Terror and Consent was on both the New York Times and the London Evening Standard’s best-seller lists and was widely reviewed. The front page of the New York Times Sunday Book Review called it, "quite simply the most profound book to have been written on the subject of American foreign policy since the attacks of 9/11 — indeed, since the end of the cold war." Among others, Senator John McCain praised the book as "the best book I've ever read on terrorism," and Henry Kissinger called Bobbitt, "perhaps the most important political philosopher today."Tony Blair wrote of Terror and Consent, "It may be written by an academic but it is actually required reading for political leaders." David Cameron, the leader of the UK Conservative Party put it on a list of summer reading for his parliamentary colleagues in 2008.

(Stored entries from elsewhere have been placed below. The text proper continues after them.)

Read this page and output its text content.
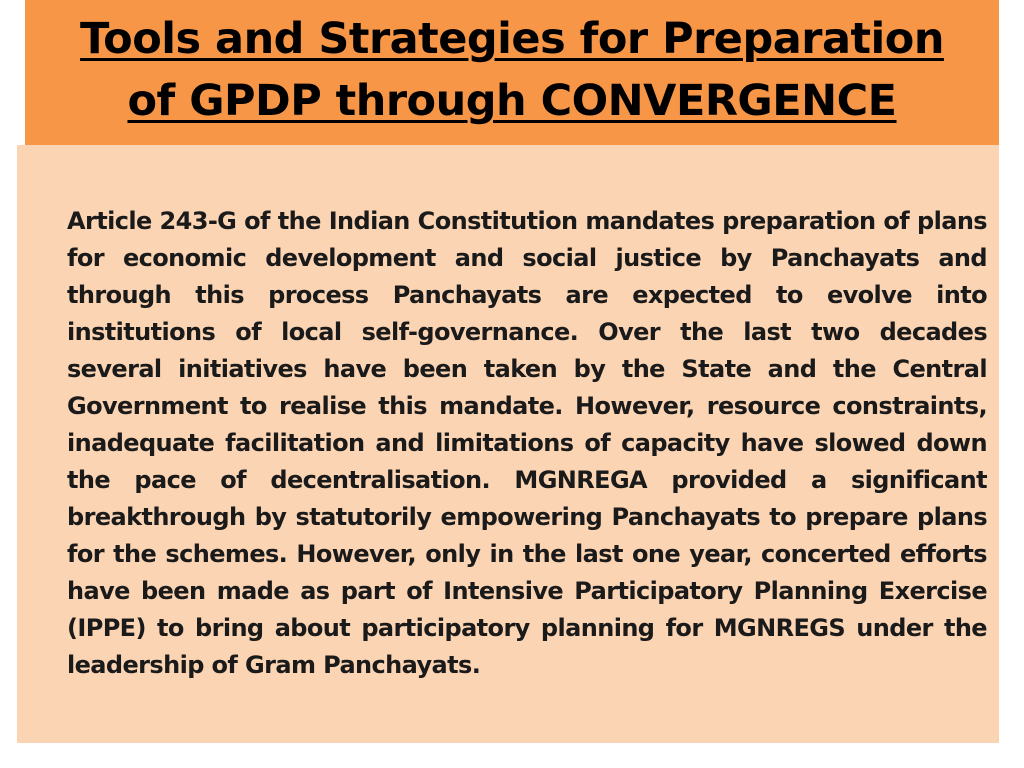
Tools and Strategies for Preparation
of GPDP through CONVERGENCE

Article 243-G of the Indian Constitution mandates preparation of plans for economic development and social justice by Panchayats and through this process Panchayats are expected to evolve into institutions of local self-governance. Over the last two decades several initiatives have been taken by the State and the Central Government to realise this mandate. However, resource constraints, inadequate facilitation and limitations of capacity have slowed down the pace of decentralisation. MGNREGA provided a significant breakthrough by statutorily empowering Panchayats to prepare plans for the schemes. However, only in the last one year, concerted efforts have been made as part of Intensive Participatory Planning Exercise (IPPE) to bring about participatory planning for MGNREGS under the leadership of Gram Panchayats.
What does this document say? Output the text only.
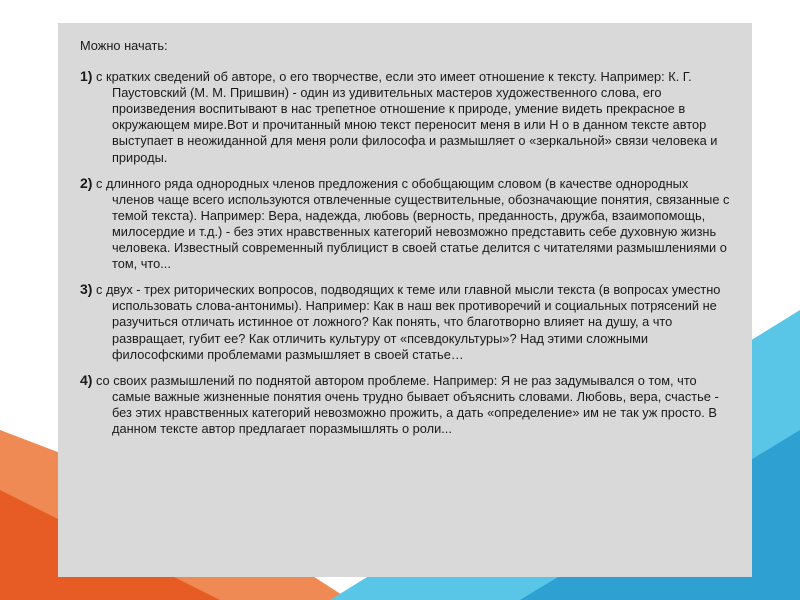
Можно начать:

1) с кратких сведений об авторе, о его творчестве, если это имеет отношение к тексту. Например: К. Г. Паустовский (М. М. Пришвин) - один из удивительных мастеров художественного слова, его произведения воспитывают в нас трепетное отношение к природе, умение видеть прекрасное в окружающем мире.Вот и прочитанный мною текст переносит меня в или Н о в данном тексте автор выступает в неожиданной для меня роли философа и размышляет о «зеркальной» связи человека и природы.

2) с длинного ряда однородных членов предложения с обобщающим словом (в качестве однородных членов чаще всего используются отвлеченные существительные, обозначающие понятия, связанные с темой текста). Например: Вера, надежда, любовь (верность, преданность, дружба, взаимопомощь, милосердие и т.д.) - без этих нравственных категорий невозможно представить себе духовную жизнь человека. Известный современный публицист в своей статье делится с читателями размышлениями о том, что...

3) с двух - трех риторических вопросов, подводящих к теме или главной мысли текста (в вопросах уместно использовать слова-антонимы). Например: Как в наш век противоречий и социальных потрясений не разучиться отличать истинное от ложного? Как понять, что благотворно влияет на душу, а что развращает, губит ее? Как отличить культуру от «псевдокультуры»? Над этими сложными философскими проблемами размышляет в своей статье…

4) со своих размышлений по поднятой автором проблеме. Например: Я не раз задумывался о том, что самые важные жизненные понятия очень трудно бывает объяснить словами. Любовь, вера, счастье - без этих нравственных категорий невозможно прожить, а дать «определение» им не так уж просто. В данном тексте автор предлагает поразмышлять о роли...
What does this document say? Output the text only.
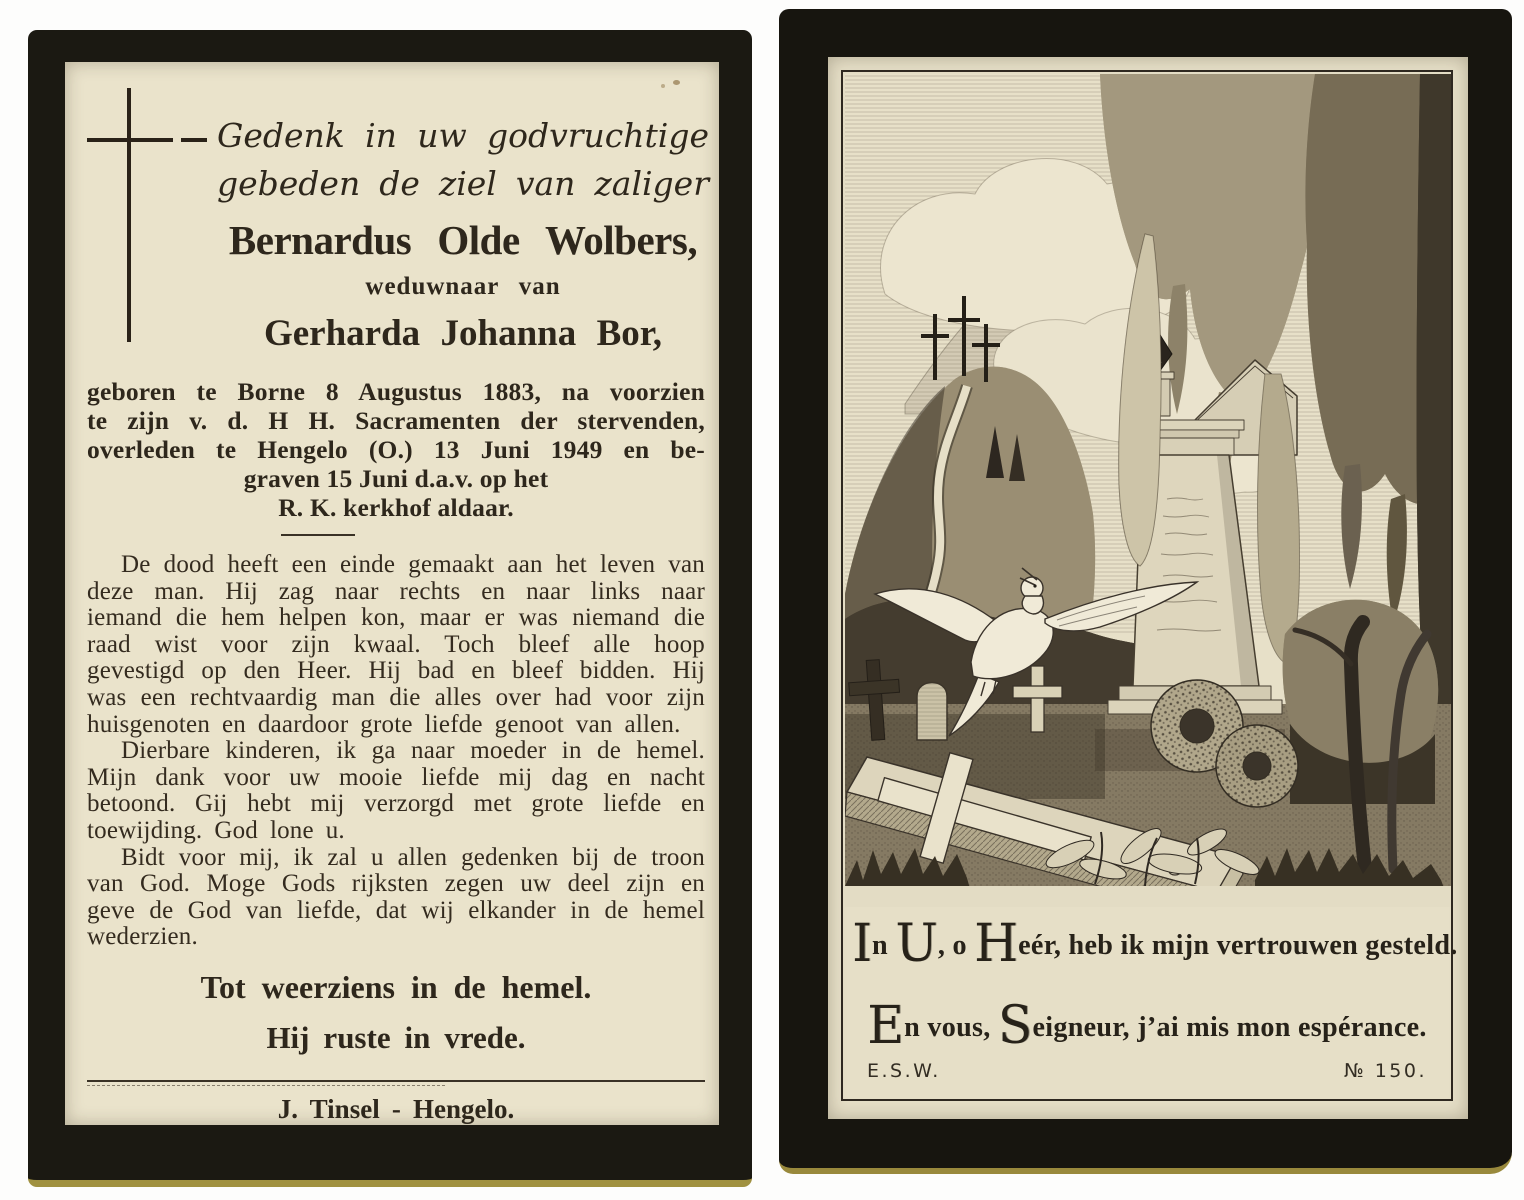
Gedenk in uw godvruchtige
gebeden de ziel van zaliger
Bernardus Olde Wolbers,
weduwnaar van
Gerharda Johanna Bor,
geboren te Borne 8 Augustus 1883, na voorzien
te zijn v. d. H H. Sacramenten der stervenden,
overleden te Hengelo (O.) 13 Juni 1949 en be-
graven 15 Juni d.a.v. op het
R. K. kerkhof aldaar.
De dood heeft een einde gemaakt aan het leven van deze man. Hij zag naar rechts en naar links naar iemand die hem helpen kon, maar er was niemand die raad wist voor zijn kwaal. Toch bleef alle hoop gevestigd op den Heer. Hij bad en bleef bidden. Hij was een rechtvaardig man die alles over had voor zijn huisgenoten en daardoor grote liefde genoot van allen.
Dierbare kinderen, ik ga naar moeder in de hemel. Mijn dank voor uw mooie liefde mij dag en nacht betoond. Gij hebt mij verzorgd met grote liefde en toewijding. God lone u.
Bidt voor mij, ik zal u allen gedenken bij de troon van God. Moge Gods rijksten zegen uw deel zijn en geve de God van liefde, dat wij elkander in de hemel wederzien.
Tot weerziens in de hemel.
Hij ruste in vrede.
J. Tinsel - Hengelo.
In U, o Heér, heb ik mijn vertrouwen gesteld.
En vous, Seigneur, j’ai mis mon espérance.
E.S.W.	№ 150.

In 2017, he had a spirited exchange arguing that litigation is not the exclusive legal method for determining constitutionality in national security affairs and that law applied even when the constitutional issue in question was not justiciable.
General Sir Rupert Smith wrote that Terror and Consent, "shows more convincingly than any other book I know, why the defeat of terrorism must be brought about within the context of law." Bobbitt is currently at work on a third book in this series, The Bow of Odysseus: Statecraft and the Future of World Order.

=== The Garments of Court and Palace ===
In 2013, Bobbitt published a study of Niccolò Machiavelli and historiography entitled The Garments of Court and Palace: Machiavelli and the World That He Made. In this book he argues that only by understanding The Prince as one half of a constitutional treatise on the State (the other being Machiavelli's Discourses on Livy) can we reconcile the many otherwise contradictory elements of his work. Bobbitt also situates this constitutional treatise in the politics of Machiavelli's day.